Serein termangu mendengar itu, di sisi yang sama juga tak menyangka Ratu menawarkan hal ini.
Jika dia tiada… saya dan Heiden bisa bersatu?” tanyanya memastikan, suaranya nyaris berbisik.
Ratu Seramona mengangguk mantap. “Benar. Jika dia tiada, hanya tersisa suamimu yang bukan siapa-siapa itu. Aku bisa menjanjikan, kau akan berakhir dengan putraku…”
Ia mengangkat dagunya sedikit, sorot matanya penuh ambisi.
“…dan menjadi pasangan masa depan yang akan memimpin seluruh Aethermere.”
Seharusnya, Serein bisa berpikir rasional. Harusnya ia menyadari bahwa Ratu tidak mungkin tiba-tiba membenci Lady Cavendral begitu saja. Tapi waktu itu, ia terlalu berputus asa. Terlalu haus akan harapan dan keinginan untuk kembali pada masa lalu yang manis. Dan karena itulah… ia menghalalkan segala cara untuk mendapatkan Heiden kembali, termasuk menerima semua saran dari Ratu Seramona—tanpa mempertimbangkan apa pun selain keinginannya sendiri.
Tok tok tok...
Suara ketukan itu membuyarkan lamunan panjang Serein. Ia menarik napas, menyimpan kembali amplop berstempel kerajaan ke dalam laci, lalu berdiri dan berjalan ke arah pintu. Begitu membukanya, Ia menemukan Rara dan salah seorang dayang Duchess Valencia di sana.
“Nona, saya sudah melarangnya untuk menerobos masuk, tapi dia tidak mendengarkan.” Ujar Rara lebih dulu.
Rana, yang merupakan salah seorang pelayan Duchess menatap Rara dengan sinis, “Perbuatanmu itu benar-benar tidak sopan, sudah aku bilang Duchess yang menyuruhku ke mari!”
“Saya bisa menyampaikannya tanpa perlu Anda ke sini.” Jawab Rara berusaha berani, bagaimana pun Rana ini merupakan pelayan senior yang merasa paling berkuasa karena dia adalah pelayan nyonya besar.

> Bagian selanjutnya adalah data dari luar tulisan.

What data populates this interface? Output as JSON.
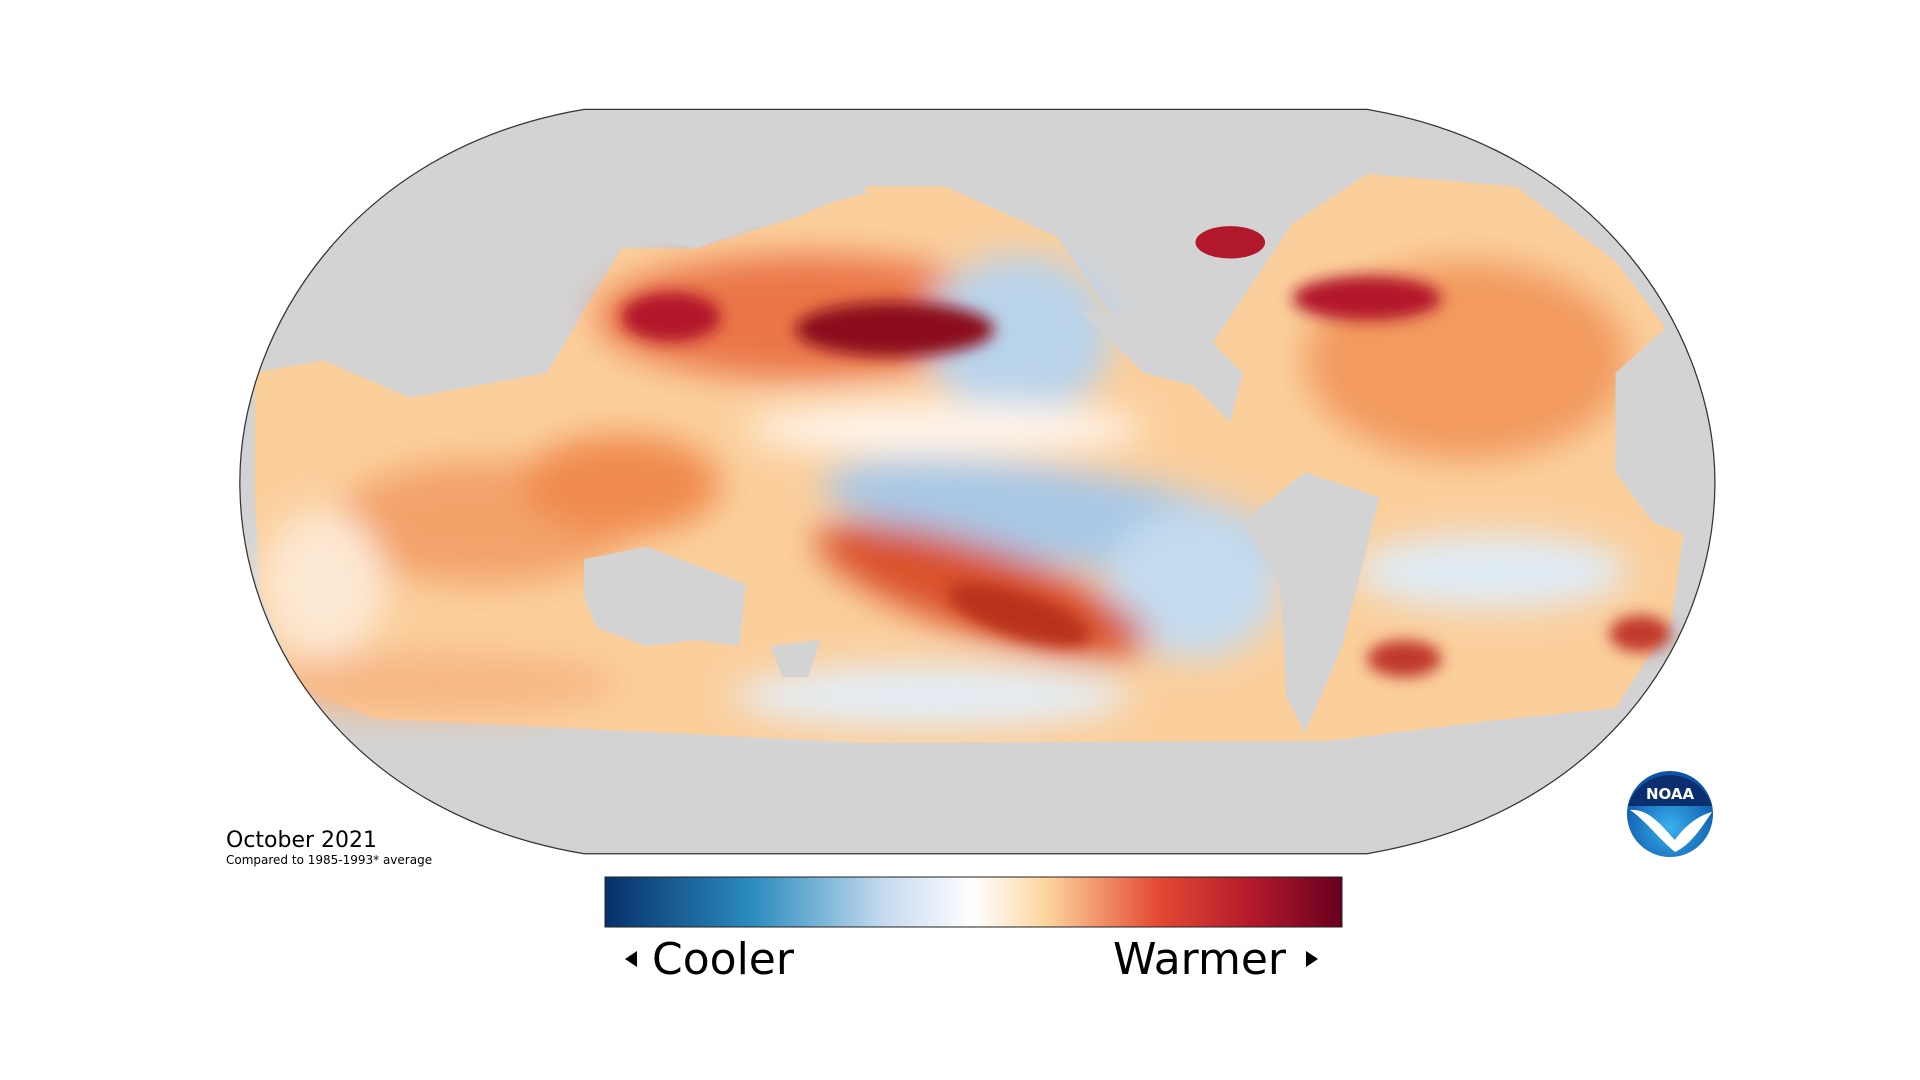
{
  "map": {
    "date": "October 2021",
    "caption": "Compared to 1985-1993* average"
  },
  "legend": {
    "low_label": "Cooler",
    "high_label": "Warmer"
  },
  "logo": {
    "text": "NOAA"
  }
}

Serein mengisyaratkan Rara agar diam tanpa perlu membalas ucapan wanita ini. Ia kemudian menatapnya, “Ada apa?” Serein bertanya dengan dagu terangkat tinggi, berusaha mengalahkan Pelayan Duchess yang juga bersikap demikian.
Wanita itu seperti biasa, tidak menunduk. Ia menatap lurus pada seseorang yang sejatinya adalah bangsawan lebih tinggi darinya, seolah tidak melihat perbedaan derajat di antara mereka.

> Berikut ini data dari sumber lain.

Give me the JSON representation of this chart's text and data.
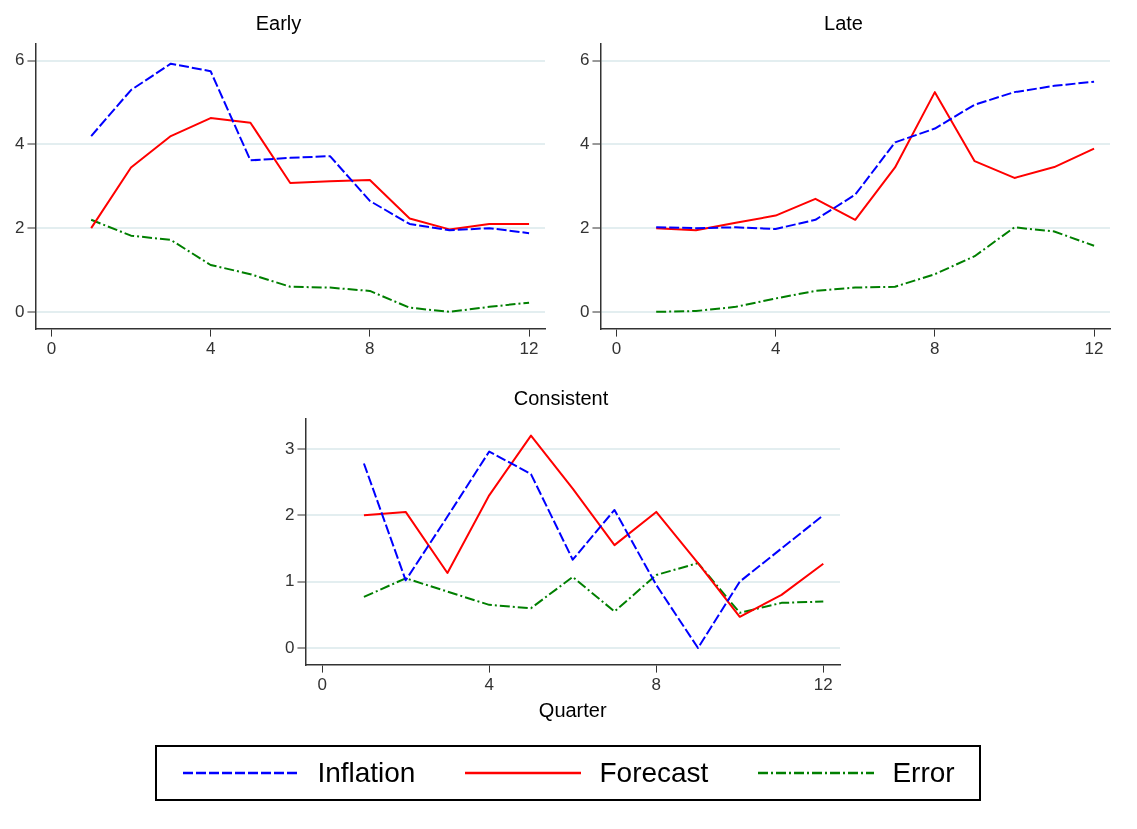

“Nyonya Duchess meminta Nona untuk ikut makan malam kali ini,” ujarnya tanpa basa-basi.
Serein tidak menjawab seketika. Matanya mengerjap sekali, lalu berkata dengan jelas, “Aku tidak bisa.”
Namun Rana langsung membalas dengan suara yang seolah sudah disiapkan sejak awal.

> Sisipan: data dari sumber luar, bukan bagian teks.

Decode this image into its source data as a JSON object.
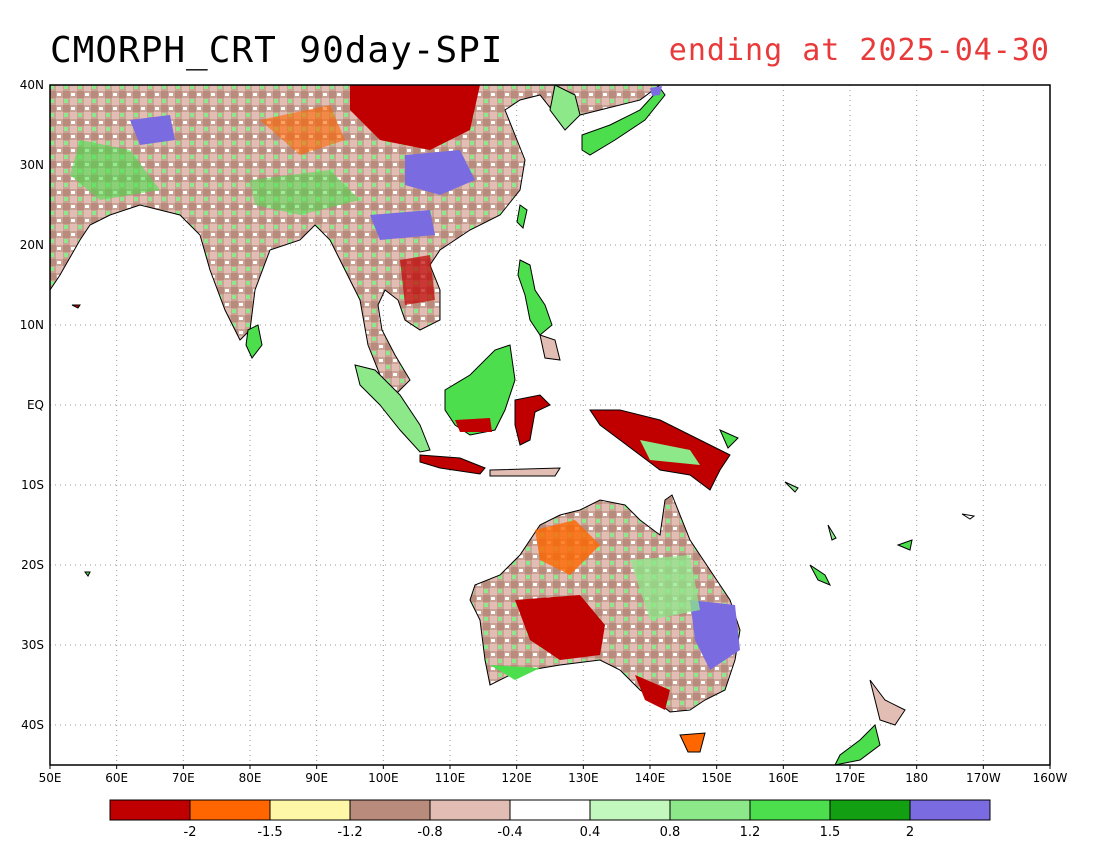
{
  "title": {
    "main": "CMORPH_CRT 90day-SPI",
    "ending": "ending at 2025-04-30",
    "ending_color": "#e83a3a"
  },
  "map": {
    "lon_range": [
      50,
      200
    ],
    "lat_range": [
      -45,
      40
    ],
    "grid": true,
    "x_tick_labels": [
      "50E",
      "60E",
      "70E",
      "80E",
      "90E",
      "100E",
      "110E",
      "120E",
      "130E",
      "140E",
      "150E",
      "160E",
      "170E",
      "180",
      "170W",
      "160W"
    ],
    "y_tick_labels": [
      "40N",
      "30N",
      "20N",
      "10N",
      "EQ",
      "10S",
      "20S",
      "30S",
      "40S"
    ]
  },
  "colorbar": {
    "colors": [
      "#c00000",
      "#ff6600",
      "#fff7a8",
      "#b88b7c",
      "#e2bdb3",
      "#ffffff",
      "#c2f7bd",
      "#8de88a",
      "#4cde4c",
      "#12a012",
      "#7a6be0"
    ],
    "labels": [
      "-2",
      "-1.5",
      "-1.2",
      "-0.8",
      "-0.4",
      "0.4",
      "0.8",
      "1.2",
      "1.5",
      "2"
    ]
  }
}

“Nona tidak bisa menolak permintaan Duchess. Beliau mengatakan jika Anda harus ikut serta, maka Anda harus melakukannya.”
Nada suaranya terdengar menggurui. Bukan permintaan, melainkan perintah. Dan Serein tidak suka diperlakukan seperti itu, apalagi oleh seorang pelayan yang bahkan tak tahu bagaimana caranya berbicara pada seorang bangsawan.
“Lancang sekali, kau tahu dengan siapa kau berbicara?!” Rara akhirnya tak bisa menahan emosinya. Suaranya naik satu oktaf, wajahnya tampak hendak menerjang Rana kapan saja.
“Saya tahu,” jawab Rana santai, seolah ucapan Rara itu hanya semilir angin.
Ia lalu menoleh kembali ke Serein dengan tatapan mengintimidasi, “Anda ingin ke meja makan sendiri, atau saya panggilkan pengawal untuk membawa Anda ke hadapan Duchess?”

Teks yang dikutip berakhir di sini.